It’s concerning, and still a little surprising, that Australia’s pre-eminent business lobby group, and its members, feel they can lie so blatantly about an important public policy issue as they are doing on company tax cuts.

In an effort to revive support for what would, at over $60 billion, be the greatest tax avoidance scam in Australian history, the Business Council is releasing a CEO survey to demonstrate that the extra money gifted by companies via the government’s company tax cut would be used for investment. The survey, accompanied in the Financial Review by an op-ed from Business Council of Australia head Jennifer Westacott and backed by Malcolm Turnbull, purports to show four out of five CEOs would use tax cuts to increase investment.

But US experience demonstrates they’re lying.

As Crikey recently reported, history shows US companies use tax windfalls to engage in share buybacks that juice their share prices, driving up executive remuneration. But never mind facts, let’s ask US CEOs themselves what they’d do with the current round of corporate tax cuts being offered by Trump. Three weeks ago, Reuters reported that “U.S. corporations are saying they would use a tax reform windfall to buy back shares, retire debt and other shareholder-friendly moves, in recent post-earnings calls with investors and securities analysts.” One example reported by Reuters:

“The chief executive of Honeywell International Inc (HON.N), Darius Adamczyk, said tax reform will ‘offer greater flexibility for Honeywell,’ adding that the industrial conglomerate would invest more cash in the United States to pay for dividends, mergers and acquisitions, share buybacks and paying down debt.”

Why are US CEOs being so open about this? Because Americans know that they’ve been lied to before about how tax cuts will result in additional investment. Let’s go back to the American Jobs Creation Act 2004, a Dubya-era act that allowed corporations to repatriate foreign-earned income — held outside the US because of its 35% tax rate — at the much lower rate of 5.25%. That saw around $300 billion in income returned to the US.

At the time of the Act, Republicans lined up in droves to insist that the lost tax income was worth it because the repatriated money would be used to invest in the US. As one Republican Congressman Phil English put it in exactly the language that is now being used here

“The billions of dollars that will be brought back will be used by American employers to hire new workers, invest in top-of-the-line equipment, and build new plants right here at home, instead of in the countries where their earnings are currently stranded.”

And the Republicans even boasted that the Act specifically banned the use of the tax handouts for share buybacks.

In 2011, the US Senate permanent subcommittee on investigations carried out an inquiry into what happened to all that money in Repatriating Offshore Funds: 2004 Tax Windfall For Select Multinationals.
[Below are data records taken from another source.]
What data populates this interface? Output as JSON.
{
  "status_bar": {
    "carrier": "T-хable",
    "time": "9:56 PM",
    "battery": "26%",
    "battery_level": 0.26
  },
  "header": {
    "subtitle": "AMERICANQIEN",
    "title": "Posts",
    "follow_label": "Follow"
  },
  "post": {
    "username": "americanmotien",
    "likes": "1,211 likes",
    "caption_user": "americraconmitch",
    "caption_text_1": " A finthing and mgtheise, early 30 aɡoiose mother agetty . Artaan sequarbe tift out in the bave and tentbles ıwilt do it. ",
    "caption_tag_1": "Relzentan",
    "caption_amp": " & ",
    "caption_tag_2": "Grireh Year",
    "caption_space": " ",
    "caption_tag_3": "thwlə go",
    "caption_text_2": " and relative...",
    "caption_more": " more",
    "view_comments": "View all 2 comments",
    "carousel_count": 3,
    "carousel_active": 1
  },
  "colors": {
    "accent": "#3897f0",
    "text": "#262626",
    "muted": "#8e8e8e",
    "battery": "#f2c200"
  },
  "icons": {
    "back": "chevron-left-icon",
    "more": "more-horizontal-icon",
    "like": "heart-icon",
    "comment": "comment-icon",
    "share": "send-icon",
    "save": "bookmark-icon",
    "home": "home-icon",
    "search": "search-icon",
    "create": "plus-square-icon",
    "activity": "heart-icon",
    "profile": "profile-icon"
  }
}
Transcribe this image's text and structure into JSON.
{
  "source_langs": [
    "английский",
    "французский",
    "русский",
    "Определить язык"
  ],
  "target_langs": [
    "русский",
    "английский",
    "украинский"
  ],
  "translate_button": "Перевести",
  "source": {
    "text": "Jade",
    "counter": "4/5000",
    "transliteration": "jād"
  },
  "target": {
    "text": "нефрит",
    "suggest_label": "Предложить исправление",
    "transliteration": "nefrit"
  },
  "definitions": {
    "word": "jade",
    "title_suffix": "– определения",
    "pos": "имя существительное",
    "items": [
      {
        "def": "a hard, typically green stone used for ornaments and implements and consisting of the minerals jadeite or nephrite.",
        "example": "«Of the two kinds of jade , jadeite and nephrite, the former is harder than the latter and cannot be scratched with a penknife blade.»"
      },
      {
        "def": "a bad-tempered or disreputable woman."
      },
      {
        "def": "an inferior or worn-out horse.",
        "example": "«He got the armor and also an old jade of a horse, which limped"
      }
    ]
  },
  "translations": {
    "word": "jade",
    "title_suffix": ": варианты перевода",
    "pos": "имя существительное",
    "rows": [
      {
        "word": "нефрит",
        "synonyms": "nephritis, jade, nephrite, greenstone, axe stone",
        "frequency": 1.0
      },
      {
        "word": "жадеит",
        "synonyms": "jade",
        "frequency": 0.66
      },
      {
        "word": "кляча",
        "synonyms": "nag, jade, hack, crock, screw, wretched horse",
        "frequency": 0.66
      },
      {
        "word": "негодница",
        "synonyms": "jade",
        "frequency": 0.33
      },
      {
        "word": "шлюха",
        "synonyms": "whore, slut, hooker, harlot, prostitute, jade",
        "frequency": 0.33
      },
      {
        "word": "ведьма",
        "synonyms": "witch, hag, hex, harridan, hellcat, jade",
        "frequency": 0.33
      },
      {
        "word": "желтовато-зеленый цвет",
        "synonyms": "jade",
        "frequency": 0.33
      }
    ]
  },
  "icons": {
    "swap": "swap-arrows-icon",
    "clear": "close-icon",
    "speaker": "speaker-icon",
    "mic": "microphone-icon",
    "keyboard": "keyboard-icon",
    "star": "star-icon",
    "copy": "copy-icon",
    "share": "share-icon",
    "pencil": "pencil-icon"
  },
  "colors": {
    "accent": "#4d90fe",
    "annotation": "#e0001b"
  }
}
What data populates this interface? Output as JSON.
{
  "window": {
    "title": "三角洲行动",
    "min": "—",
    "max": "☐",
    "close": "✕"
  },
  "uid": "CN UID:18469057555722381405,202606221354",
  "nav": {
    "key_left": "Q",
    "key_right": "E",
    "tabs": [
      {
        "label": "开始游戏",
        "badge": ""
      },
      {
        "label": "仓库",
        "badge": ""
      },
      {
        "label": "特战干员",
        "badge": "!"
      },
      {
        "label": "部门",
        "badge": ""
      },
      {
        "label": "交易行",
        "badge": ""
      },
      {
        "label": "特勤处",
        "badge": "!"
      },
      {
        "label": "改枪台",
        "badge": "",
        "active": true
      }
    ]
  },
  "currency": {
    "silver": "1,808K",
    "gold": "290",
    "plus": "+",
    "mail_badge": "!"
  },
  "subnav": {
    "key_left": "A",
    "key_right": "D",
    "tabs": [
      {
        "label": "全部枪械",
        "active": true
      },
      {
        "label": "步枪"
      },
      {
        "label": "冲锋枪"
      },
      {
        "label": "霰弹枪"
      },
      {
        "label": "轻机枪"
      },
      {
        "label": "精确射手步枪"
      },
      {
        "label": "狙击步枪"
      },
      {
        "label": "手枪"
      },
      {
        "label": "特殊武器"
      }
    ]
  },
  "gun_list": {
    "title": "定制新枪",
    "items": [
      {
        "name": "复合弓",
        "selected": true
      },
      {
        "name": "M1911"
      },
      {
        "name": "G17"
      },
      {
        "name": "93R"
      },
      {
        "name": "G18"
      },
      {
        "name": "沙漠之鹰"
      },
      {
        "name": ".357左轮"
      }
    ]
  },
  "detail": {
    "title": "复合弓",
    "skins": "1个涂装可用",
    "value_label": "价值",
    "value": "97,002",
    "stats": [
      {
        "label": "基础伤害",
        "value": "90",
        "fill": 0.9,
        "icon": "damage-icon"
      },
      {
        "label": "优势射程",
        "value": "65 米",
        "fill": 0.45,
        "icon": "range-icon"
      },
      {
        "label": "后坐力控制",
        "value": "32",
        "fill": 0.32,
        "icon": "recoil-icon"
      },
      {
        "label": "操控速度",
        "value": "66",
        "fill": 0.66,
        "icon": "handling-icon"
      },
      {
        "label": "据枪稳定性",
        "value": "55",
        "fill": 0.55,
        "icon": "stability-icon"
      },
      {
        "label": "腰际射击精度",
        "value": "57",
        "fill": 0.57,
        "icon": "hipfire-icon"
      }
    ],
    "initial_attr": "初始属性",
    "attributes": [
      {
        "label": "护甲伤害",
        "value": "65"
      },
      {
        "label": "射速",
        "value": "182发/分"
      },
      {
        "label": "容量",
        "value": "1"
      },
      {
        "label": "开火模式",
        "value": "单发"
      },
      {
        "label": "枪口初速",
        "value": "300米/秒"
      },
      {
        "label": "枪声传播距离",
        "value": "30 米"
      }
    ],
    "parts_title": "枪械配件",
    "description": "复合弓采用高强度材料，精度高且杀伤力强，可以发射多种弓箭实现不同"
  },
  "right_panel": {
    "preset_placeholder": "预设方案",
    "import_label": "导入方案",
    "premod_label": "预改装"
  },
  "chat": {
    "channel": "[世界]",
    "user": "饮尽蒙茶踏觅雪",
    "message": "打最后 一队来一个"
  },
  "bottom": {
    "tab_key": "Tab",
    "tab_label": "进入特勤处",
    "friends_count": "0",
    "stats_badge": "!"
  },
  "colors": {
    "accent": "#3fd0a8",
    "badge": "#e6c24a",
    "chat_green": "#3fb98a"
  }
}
That’s the report that has quote after quote after quote about how the money would be used for investment and jobs. What did the committee find? The tax cuts led to job cuts, increased CEO remuneration and — despite the purported ban — share buybacks.

One prominent supporter of the tax holiday, Hewlett-Packard, repatriated $14.5 billion but ended up cutting more than 14,000 jobs

At least US CEOs now know they can’t brazenly lie about what they’ll do with tax windfalls, because their own behaviour reveals the truth. It’s a pity Australian CEOs aren’t so honest with us.